4.1Using a Multimeter
A multimeter has special electronic circuitry that enables it to measure several electronic signals, including voltage. To test the potential difference between a reference electrode and the master reference electrode with a multimeter, simply connect one lead of the multimeter to the active laboratory reference electrode under study and the other lead to the master reference electrode (see Figure 4). Ensure that the leads do not touch each other and that both electrodes are allowed to equilibrate in the same electrolyte solution for at least 10-15 minutes. Turn the selection dial on the multimeter to mV or V to measure the potential difference. The value should be less than 5 mV if the test reference electrode is working properly, relative to the master. If the value is changing rapidly on the display, allow the electrodes to equilibrate longer with the solution. If the potential difference is greater than 5 mV, the active laboratory reference electrode is likely suspect and should be reconditioned or discarded (refer to the reference electrode product information for refreshing instructions).
4.2Using a Potentiostat
A potentiostat can perform an experiment called Open Circuit Potential (OCP)
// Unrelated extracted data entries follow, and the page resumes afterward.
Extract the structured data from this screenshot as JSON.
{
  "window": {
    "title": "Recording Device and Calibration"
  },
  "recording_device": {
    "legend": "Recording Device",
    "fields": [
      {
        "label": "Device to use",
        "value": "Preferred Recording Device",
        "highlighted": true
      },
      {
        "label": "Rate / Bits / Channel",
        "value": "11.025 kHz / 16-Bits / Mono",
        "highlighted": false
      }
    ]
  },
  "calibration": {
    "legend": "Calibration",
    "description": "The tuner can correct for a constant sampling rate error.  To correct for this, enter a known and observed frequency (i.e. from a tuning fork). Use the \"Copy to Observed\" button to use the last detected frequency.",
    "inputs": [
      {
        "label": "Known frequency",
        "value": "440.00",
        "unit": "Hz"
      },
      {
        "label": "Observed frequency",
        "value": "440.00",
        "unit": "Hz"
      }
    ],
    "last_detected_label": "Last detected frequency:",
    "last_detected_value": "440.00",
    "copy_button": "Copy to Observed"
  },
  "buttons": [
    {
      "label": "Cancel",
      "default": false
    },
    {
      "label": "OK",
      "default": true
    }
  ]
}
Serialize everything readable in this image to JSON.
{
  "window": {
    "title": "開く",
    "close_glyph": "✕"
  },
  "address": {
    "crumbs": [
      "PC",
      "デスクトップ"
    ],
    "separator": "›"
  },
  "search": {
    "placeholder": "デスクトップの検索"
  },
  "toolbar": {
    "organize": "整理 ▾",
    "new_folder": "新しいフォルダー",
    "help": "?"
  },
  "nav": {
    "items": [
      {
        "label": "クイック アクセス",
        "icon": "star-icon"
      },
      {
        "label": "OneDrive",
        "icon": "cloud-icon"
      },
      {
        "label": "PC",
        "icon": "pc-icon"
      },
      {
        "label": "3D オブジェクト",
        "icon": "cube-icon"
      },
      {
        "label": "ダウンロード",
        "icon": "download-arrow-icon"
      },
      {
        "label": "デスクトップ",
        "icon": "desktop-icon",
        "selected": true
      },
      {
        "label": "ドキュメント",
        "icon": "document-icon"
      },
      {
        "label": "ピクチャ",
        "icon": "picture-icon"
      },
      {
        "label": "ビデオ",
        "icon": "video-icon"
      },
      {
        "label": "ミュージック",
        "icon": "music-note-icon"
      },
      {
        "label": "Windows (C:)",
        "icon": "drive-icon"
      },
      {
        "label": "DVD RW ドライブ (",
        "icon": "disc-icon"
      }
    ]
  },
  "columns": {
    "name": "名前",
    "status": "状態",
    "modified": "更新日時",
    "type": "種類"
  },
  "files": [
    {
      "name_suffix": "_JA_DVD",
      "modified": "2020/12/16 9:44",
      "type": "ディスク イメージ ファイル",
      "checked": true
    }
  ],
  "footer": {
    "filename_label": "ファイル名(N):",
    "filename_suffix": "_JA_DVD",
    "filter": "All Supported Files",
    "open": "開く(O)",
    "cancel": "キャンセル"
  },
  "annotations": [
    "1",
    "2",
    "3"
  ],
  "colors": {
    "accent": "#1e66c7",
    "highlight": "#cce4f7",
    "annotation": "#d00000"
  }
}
Open Circuit Potential (OCP)
that utilizes similar circuitry as the multimeter to find the potential difference between two electrodes. To test the potential difference between the test reference electrode and master reference electrode with a Pine Research potentiostat, short the counter (green lead) and reference (white lead) cell cable leads together and connect them to the master reference electrode by using an alligator clip. In addition, the working drive (red lead) and working sense (orange lead) cell cable leads should be shorted together and connected to the active laboratory reference electrode being tested (see Figure 7). Ensure that the leads do not touch and that both electrodes are allowed to equilibrate in the same electrolyte solution for at least 10-15 minutes. Open AfterMath software and select Open Circuit Potential from the Experiments menu. Click “I Feel Lucky” in the upper right corner to set default parameters for the experiment (see Figure 8). Click perform to run the experiment. The resulting chronopotentiogram should be relatively flat (without a slope) and have values between ±5 mV (see Figure 9).
5References
- Zanello, P.   Inorganic Electrochemistry: Theory, Practice, and Application The Royal Society of Chemistry: Cambridge, UK, 2003.
- Gritzner, G.; Kuta, J.  Recommendations on reporting electrode potentials in nonaqueous solvents.  Pure Appl. Chem., 1984, 56(4), 461-466.
- Zoski, C. G.; Leddy, J.; Bard, A. J.;   Electrochemical Methods: Fundamentals and Applications (Student Solutions Manual), 2nd ed. John Wiley: New York, 2002.